Défaillances d’entreprise au deuxième trimestre 2026 : une nette hausse pour l’agriculture, le secteur des cultures particulièrement touché
Une étude des défaillances et sauvegardes des entreprises en France au deuxième trimestre 2026, réalisée par Altares et publiée le 16 juillet, montre que le secteur agricole souffre de plus en plus.
Une étude des défaillances et sauvegardes des entreprises en France au deuxième trimestre 2026, réalisée par Altares et publiée le 16 juillet, montre que le secteur agricole souffre de plus en plus.
Le secteur agricole enregistre une nette hausse des défaillances au deuxième trimestre 2026 : 444 procédures, soit une augmentation de 21 % sur un an, c’est ce que révèle une étude des défaillances et sauvegardes des entreprises en France au deuxième trimestre 2026, publiée le 16 juillet par Altares. Les fragilisations les plus marquées se concentrent sur les activités de culture. Au total, ce secteur enregistre 263 défaillances, en hausse de 28 % sur un an. Deux activités portent l’essentiel de cette augmentation : la vigne (81 procédures, + 16 %) et les céréales (+ 43 %). En ce qui concerne l’élevage, la hausse est plus contenue : 121 défaillances recensées au deuxième trimestre 2026, soit + 12 %. Les tensions progressent dans l’élevage de vaches laitières (+ 38 %) après un bon deuxième trimestre 2025, et plus nettement dans l’élevage d’ovins et de caprins (+ 46 %). En revanche, les défaillances se replient dans l’élevage de volailles (- 44 %).

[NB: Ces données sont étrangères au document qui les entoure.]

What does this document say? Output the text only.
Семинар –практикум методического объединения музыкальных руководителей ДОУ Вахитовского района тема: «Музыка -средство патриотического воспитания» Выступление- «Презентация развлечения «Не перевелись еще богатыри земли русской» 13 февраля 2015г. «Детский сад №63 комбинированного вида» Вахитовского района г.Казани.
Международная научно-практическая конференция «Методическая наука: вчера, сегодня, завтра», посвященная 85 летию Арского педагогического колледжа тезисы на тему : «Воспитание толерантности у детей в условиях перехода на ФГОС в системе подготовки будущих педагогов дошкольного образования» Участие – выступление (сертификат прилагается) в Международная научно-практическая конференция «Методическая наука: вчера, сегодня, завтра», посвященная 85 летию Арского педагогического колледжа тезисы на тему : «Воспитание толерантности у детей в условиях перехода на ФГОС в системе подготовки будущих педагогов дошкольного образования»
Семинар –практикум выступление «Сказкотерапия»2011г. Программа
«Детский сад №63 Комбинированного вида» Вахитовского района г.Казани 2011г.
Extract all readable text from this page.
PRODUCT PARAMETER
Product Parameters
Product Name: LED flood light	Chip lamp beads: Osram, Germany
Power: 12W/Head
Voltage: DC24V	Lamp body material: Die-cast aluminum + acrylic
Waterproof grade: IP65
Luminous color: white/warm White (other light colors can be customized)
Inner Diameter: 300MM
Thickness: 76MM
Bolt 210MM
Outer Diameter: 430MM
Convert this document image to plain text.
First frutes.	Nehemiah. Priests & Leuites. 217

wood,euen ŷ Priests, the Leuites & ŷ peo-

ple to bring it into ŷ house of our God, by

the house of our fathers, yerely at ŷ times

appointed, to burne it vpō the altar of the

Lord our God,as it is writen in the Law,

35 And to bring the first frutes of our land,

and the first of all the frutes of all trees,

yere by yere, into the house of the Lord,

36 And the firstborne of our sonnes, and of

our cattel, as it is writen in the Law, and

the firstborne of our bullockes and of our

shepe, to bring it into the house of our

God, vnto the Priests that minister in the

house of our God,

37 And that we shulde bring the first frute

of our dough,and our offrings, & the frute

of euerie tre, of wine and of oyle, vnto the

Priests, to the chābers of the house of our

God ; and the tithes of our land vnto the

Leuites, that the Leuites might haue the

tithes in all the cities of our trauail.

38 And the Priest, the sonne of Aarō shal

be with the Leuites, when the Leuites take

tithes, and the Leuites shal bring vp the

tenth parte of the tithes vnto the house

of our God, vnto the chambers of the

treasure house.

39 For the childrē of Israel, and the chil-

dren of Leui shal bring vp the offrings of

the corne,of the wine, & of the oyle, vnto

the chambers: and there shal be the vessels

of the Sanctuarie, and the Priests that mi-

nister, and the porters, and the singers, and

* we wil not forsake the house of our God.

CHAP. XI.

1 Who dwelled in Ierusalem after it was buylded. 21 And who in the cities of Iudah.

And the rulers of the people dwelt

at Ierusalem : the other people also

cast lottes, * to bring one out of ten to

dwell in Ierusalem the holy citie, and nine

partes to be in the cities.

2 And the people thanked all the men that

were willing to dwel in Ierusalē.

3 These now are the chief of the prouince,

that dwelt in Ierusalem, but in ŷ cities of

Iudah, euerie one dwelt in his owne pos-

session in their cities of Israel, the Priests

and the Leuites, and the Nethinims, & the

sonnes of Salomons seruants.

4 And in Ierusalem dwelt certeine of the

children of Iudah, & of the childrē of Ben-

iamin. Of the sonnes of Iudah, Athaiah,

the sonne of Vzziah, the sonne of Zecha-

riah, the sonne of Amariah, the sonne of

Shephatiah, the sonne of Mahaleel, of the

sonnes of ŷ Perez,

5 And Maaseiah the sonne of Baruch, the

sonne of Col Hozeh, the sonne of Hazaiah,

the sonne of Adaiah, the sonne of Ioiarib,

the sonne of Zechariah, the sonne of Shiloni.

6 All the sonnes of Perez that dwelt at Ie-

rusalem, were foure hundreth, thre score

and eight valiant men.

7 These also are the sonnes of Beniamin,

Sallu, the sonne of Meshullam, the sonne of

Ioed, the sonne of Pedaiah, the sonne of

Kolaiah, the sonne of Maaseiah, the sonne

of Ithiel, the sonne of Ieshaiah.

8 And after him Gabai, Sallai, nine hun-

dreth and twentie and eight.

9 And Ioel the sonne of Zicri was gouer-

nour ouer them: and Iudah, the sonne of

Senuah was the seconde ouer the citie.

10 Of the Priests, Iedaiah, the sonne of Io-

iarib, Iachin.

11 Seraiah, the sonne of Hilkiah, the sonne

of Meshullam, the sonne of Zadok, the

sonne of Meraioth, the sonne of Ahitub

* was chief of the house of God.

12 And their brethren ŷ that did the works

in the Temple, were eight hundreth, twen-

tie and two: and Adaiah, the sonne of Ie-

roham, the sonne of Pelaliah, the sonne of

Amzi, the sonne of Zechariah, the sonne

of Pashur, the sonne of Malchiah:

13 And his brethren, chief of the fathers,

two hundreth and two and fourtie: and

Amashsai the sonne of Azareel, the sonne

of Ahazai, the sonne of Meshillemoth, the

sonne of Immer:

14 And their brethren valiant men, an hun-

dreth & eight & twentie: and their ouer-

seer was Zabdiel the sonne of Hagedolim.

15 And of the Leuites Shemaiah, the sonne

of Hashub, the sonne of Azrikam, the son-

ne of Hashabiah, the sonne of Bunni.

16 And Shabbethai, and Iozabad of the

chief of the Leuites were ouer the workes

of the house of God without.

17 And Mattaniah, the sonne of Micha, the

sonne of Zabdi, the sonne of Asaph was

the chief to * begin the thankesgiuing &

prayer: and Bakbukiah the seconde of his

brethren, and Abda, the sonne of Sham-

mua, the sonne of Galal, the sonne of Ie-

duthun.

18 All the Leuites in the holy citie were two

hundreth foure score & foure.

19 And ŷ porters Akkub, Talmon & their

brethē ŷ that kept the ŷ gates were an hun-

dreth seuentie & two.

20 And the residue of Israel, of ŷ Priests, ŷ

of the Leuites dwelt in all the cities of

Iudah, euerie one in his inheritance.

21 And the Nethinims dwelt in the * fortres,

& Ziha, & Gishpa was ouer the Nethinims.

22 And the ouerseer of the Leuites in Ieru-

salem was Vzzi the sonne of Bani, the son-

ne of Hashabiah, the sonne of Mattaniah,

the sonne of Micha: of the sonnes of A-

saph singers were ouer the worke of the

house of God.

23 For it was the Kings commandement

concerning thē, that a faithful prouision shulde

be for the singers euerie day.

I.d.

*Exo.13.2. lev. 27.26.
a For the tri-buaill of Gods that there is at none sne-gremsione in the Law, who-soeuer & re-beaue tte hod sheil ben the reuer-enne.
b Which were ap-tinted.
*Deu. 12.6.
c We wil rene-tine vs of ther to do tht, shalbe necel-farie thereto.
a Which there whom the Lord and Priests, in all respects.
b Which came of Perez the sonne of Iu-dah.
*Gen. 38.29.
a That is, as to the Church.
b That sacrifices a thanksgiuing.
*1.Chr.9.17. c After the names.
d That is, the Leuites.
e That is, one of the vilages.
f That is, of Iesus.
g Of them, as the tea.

Les très petites et jeunes entreprises particulièrement touchées
Les mauvais chiffres de l’agriculture font écho à la situation générale française qui se dégrade au deuxième trimestre. Avec 17 486 procédures ouvertes, en hausse de 5,4 % sur un an, le deuxième trimestre confirme le niveau élevé de défaillances en France. Depuis le début de l’année, 37 700 entreprises sont tombées dont les deux tiers directement en liquidation, soit 1 500 de plus par rapport à la même période 2025. Les difficultés frappent plus particulièrement les très petites et les jeunes entreprises, contribuant à modérer l’impact social de la hausse des défauts : le nombre d’emplois menacés recule de 9,5 % sur un an et concerne désormais 58 830 salariés.
« Les épisodes successifs de canicule pourraient encore accentuer le ralentissement »
« L’économie française résiste mais s’essouffle. Les prévisions de croissance s’orientent désormais sur un taux de + 0,7 %, un scénario incompatible avec un reflux des défaillances d’entreprises. Les épisodes successifs de canicule pourraient encore accentuer le ralentissement en pesant sur la consommation, la productivité et les secteurs particulièrement exposés. Face à une demande atone et à des coûts d’exploitation toujours élevés, les entreprises mobilisent davantage leurs ressources de trésorerie », explique notamment Thierry Millon, directeur des études Altares.